On March 12, I wrote a blog about the “Shenanigans in the PA Senate.” The day before my blog, the PA Senate essentially eviscerated a bill that makes it illegal for communities to evict a domestic violence victim from her home for calling 911 “too often.” The Senate Local Government Committee gutted HB 1796 by denying local communities creating paid and/or unpaid sick leave ordinances which threatens victims of domestic violence with loss of their livelihood if they have to take off from work to protect themselves or their family members and cannot get paid or unpaid sick leave that goes beyond federal or state law.
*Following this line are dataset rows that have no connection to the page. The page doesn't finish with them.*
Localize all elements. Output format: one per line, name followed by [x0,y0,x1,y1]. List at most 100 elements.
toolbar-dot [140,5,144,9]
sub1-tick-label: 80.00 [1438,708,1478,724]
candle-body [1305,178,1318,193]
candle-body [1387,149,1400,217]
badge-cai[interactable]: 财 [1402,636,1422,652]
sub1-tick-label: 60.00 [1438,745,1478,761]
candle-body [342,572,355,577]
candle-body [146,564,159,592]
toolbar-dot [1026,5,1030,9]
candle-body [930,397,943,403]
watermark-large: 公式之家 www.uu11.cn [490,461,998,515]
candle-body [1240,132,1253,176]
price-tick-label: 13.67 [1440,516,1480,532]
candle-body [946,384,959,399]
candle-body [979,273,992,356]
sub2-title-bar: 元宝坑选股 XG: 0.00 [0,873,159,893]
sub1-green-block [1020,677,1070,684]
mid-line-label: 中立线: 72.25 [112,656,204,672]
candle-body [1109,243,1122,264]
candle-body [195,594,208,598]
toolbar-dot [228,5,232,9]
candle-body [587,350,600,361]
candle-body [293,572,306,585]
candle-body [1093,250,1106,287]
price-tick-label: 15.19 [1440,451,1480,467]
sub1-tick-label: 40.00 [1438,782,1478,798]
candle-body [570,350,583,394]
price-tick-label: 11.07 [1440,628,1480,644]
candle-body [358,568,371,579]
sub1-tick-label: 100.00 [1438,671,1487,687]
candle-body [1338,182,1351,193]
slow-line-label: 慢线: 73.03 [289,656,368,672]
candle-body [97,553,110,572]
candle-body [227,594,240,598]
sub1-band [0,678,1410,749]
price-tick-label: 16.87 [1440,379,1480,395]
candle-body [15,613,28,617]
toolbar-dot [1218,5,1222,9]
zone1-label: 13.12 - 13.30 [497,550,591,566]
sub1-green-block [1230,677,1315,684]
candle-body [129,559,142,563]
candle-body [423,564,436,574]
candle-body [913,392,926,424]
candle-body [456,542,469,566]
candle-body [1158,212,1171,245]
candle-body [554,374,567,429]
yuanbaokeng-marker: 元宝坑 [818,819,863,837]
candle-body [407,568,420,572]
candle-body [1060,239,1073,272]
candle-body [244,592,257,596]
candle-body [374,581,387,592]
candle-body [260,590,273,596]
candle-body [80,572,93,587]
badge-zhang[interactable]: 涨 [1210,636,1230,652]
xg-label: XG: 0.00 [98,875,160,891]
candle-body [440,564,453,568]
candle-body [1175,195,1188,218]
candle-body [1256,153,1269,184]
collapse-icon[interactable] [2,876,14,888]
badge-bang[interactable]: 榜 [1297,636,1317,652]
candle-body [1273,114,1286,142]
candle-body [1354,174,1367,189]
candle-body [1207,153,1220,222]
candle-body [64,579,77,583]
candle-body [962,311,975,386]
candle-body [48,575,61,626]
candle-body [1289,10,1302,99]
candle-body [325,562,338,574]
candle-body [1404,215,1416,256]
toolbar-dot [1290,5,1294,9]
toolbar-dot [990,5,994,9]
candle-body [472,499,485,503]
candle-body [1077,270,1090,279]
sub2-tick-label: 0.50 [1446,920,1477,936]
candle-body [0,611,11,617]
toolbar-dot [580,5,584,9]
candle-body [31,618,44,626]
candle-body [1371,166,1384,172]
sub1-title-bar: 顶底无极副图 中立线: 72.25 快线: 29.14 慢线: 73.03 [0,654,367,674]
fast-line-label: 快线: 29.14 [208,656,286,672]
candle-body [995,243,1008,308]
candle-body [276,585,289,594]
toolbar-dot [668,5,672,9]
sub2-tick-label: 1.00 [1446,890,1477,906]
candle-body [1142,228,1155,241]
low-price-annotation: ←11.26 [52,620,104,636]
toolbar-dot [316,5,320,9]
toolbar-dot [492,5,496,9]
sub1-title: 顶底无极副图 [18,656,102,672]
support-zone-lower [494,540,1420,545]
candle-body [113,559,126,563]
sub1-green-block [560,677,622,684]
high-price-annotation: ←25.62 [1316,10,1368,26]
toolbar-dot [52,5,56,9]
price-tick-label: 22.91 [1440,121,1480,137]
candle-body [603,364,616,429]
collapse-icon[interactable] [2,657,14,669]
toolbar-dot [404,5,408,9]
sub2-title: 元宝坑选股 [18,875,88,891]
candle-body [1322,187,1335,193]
Because of concerns raised by advocates, the Senate so far has not taken the bill to the floor for debate and a vote. However, this morning, the Senate posted their floor calendar for Tuesday, September 16. On the agenda is this bill for third and final consideration. That means that it is likely to be voted on after some debate.
Over the last month, 157 individuals and human rights, anti-violence, public health, and legal services organizations signed onto a letter to the entire Senate calling on them to remove the preemptive employment leave language adopted in Senate Local
Government Committee and pass a clean bill as originally passed in the House.
Here is that letter; FYI, I am one of the signees:
Please take a moment and call your Pennsylvania State Senator and tell him/her to remove the preemptive employment leave language and pass a clean bill. You can find your Senator’s contact information here.
I contacted Senator Jake Corman’s office this morning and asked him to vote to “revert HB 1796 to the original printer’s number (HB 1796 PN 2870.” That means get rid of the sick leave preemption amendment added by the Senate Local Government Committee and pass a clean bill.
Senator Corman’s assistant took down my request and then said that the Senate had moved the bill “off the table.” Which means that the bill was not debated on the floor today. Apparently our calls and requests are starting to have an effect. Keep them coming and let your Senator know that removal of the sick-leave preemption language is necessary for the safety and economic survival of domestic violence victims.
WE DID IT! Yesterday, the sick leave preemption language was removed from the bill. Today, HB 1796 was brought back to the floor and voted out unanimously! CONGRATULATIONS TO ALL and thanks for your help that resulted in this brilliant success and vital protection for victims of domestic violence! The bill is on its way to the Governor’s desk.